Investments for short-term needs might include a money market for one year’s worth of living expenses, and short-term bond funds or dividend paying stocks for the remaining one to four years’ worth of expenses. You may also choose to include an emergency fund to cover any unexpected costs.

As funds deplete in the first bucket, you adjust the balances from other buckets to replace the money. The number of buckets and their investment goals will differ from person-to-person.

Longer term investments will fill the last bucket, which can withstand more market volatility because you do not need the funds in the near term. Stocks will be a major part of the long-term investment strategy, which could increase profits in the long run.

As the years in retirement progress, you can adjust spending based on the level of risk in your portfolio.

The strength of the bucket approach is the ability to capture higher returns on a significant portion of your investment portfolio in retirement, reducing the chances of running out of money, even with limited assets. The weakness is that you could incur higher costs as you move investments between buckets.

Weighing Utility

The weighing utility approach introduces satisfaction to the retirement income equation. You determine tradeoffs by weighing the value or utility of certain expenses. For example, you might need to decide whether to work an additional three years to increase your level of happiness in retirement or reduce your living costs as you age.

To calculate withdrawals, you determine the amount you need and want and put a weight on each expense. Then prioritize based on the weights.
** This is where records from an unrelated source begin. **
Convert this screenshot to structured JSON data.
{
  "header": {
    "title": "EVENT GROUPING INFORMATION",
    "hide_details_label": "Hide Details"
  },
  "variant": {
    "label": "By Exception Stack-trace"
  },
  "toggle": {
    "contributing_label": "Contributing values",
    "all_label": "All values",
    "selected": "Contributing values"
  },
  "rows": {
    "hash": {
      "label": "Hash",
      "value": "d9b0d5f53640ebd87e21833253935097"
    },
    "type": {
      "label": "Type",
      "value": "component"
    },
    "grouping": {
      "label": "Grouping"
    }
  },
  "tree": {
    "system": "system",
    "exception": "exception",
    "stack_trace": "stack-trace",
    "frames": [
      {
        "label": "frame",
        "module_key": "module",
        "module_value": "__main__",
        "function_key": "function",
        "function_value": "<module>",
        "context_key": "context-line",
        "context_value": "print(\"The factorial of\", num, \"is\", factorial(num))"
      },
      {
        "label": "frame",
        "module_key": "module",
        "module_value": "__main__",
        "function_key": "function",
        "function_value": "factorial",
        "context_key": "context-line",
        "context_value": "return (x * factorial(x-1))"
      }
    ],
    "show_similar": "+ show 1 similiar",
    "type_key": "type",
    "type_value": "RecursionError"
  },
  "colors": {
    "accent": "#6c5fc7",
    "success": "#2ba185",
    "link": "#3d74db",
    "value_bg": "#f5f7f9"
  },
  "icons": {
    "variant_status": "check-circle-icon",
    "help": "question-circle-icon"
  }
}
The strategy can help prioritize spending for discretionary items while ensuring you have enough to cover higher medical bills required as you age.

The strength of the weighing utility is that it considers the quality of life. The downside is that it can be hard to qualify the value of happiness.

Having an income distribution strategy in place can help you calculate the amount of money you will need in retirement. How you anticipate on living out retirement and your comfort with risk in investments will determine the best strategy for you.